# Question about Flex payday.



## pdaddy (Jun 5, 2017)

Brand new to this, and from what I've read, amazon pays twice a week(Tuesday and Friday). Does the money always show up in your account the next day?


----------



## Drgnslyr221 (Sep 13, 2017)

Mine usually shows up by 6pm that day, but that may not be the case with your bank.


----------



## pdaddy (Jun 5, 2017)

Drgnslyr221 said:


> Mine usually shows up by 6pm that day, but that may not be the case with your bank.

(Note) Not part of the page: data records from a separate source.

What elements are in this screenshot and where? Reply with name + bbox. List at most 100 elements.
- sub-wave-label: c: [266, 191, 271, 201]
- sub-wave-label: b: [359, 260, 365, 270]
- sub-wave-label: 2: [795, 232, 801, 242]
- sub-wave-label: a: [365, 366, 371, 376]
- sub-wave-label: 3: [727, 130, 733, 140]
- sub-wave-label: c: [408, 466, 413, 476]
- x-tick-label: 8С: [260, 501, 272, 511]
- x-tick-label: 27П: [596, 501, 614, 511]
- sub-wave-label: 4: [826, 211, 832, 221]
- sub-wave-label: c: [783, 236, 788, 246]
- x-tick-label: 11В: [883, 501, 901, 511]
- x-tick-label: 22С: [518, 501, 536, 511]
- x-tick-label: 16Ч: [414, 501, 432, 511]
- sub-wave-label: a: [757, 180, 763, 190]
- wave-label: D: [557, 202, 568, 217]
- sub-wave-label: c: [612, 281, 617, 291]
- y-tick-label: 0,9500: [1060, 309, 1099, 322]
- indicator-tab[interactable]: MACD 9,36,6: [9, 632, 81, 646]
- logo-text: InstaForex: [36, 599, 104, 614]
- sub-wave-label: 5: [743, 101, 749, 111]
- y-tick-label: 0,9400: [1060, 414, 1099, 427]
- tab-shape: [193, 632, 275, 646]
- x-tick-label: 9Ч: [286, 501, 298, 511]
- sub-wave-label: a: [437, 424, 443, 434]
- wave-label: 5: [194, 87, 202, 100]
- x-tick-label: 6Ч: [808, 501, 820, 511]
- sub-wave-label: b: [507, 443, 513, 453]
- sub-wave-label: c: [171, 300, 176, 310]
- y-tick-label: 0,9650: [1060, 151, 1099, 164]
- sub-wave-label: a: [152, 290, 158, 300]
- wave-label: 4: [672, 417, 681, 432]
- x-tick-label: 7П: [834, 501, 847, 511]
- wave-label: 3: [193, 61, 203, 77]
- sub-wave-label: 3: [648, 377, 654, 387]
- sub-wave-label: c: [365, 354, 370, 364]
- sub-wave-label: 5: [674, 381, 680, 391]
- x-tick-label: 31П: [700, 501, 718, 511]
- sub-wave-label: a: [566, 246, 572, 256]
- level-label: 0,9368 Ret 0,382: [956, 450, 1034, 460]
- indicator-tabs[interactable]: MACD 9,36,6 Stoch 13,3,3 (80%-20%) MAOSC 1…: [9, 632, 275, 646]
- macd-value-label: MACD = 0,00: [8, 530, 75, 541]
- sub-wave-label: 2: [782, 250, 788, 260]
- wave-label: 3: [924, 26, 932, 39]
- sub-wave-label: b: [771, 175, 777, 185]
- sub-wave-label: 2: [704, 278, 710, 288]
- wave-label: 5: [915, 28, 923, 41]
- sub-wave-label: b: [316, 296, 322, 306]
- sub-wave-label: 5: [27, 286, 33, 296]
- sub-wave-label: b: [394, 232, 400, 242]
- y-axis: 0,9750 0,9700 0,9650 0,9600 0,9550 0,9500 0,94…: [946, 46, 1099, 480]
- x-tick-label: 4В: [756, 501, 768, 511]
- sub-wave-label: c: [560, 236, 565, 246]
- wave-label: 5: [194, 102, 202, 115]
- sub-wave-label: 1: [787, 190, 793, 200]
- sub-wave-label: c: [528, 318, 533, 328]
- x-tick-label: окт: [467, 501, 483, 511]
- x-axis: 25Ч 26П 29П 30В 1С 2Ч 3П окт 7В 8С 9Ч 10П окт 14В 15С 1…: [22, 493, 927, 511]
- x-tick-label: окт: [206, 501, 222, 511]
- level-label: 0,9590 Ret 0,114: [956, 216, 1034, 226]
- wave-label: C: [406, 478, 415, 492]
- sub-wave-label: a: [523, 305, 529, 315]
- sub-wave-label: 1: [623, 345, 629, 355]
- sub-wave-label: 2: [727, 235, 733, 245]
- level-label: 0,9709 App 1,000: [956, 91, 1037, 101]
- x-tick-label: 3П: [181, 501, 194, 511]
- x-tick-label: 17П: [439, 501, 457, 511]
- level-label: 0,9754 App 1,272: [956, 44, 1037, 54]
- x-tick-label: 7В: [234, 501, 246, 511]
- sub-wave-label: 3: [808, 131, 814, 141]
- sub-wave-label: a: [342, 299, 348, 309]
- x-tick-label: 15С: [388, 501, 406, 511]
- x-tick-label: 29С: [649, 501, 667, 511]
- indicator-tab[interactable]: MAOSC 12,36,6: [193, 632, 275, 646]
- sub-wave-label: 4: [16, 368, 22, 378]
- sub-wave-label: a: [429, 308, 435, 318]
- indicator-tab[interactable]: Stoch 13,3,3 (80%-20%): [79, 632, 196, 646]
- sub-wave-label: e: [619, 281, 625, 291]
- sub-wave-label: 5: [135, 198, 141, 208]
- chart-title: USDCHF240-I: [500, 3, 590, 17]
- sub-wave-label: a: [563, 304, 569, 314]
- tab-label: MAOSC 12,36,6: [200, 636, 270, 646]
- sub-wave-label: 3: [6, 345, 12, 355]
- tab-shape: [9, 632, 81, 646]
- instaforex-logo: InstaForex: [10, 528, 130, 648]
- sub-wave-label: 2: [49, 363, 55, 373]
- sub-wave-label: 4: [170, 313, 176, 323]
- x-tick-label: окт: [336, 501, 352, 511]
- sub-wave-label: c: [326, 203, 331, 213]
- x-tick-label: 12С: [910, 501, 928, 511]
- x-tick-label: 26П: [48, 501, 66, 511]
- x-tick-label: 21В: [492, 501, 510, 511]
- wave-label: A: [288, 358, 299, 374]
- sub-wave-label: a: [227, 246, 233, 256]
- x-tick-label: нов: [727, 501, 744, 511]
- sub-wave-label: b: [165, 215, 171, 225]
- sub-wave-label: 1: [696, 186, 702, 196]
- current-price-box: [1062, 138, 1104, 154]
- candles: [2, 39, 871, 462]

On Wednesday and Saturday?


----------



## Movaldriver (Feb 20, 2017)

Tuesday and Friday


----------



## Drgnslyr221 (Sep 13, 2017)

pdaddy said:


> On Wednesday and Saturday?


 No, Tuesday and Friday


----------



## enigmaquip (Sep 2, 2016)

Like any electronic transfer for pay, the payment is initiated on a given day (in this case tuesday and friday) and different banks post them to your account at different times depending on how they reconcile them. So noone can give you a perfect answer.... All we can say is that amazon initiates the pay on tuesday and friday


----------



## nighthawk398 (Jul 21, 2015)

Sane day


----------



## soupergloo (Jul 24, 2015)

I'll get the email for the deposit in the morning, and the money is always available in my account by 2:30 PM PST same day.


----------



## Movaldriver (Feb 20, 2017)

Mine at 2 pm PST


----------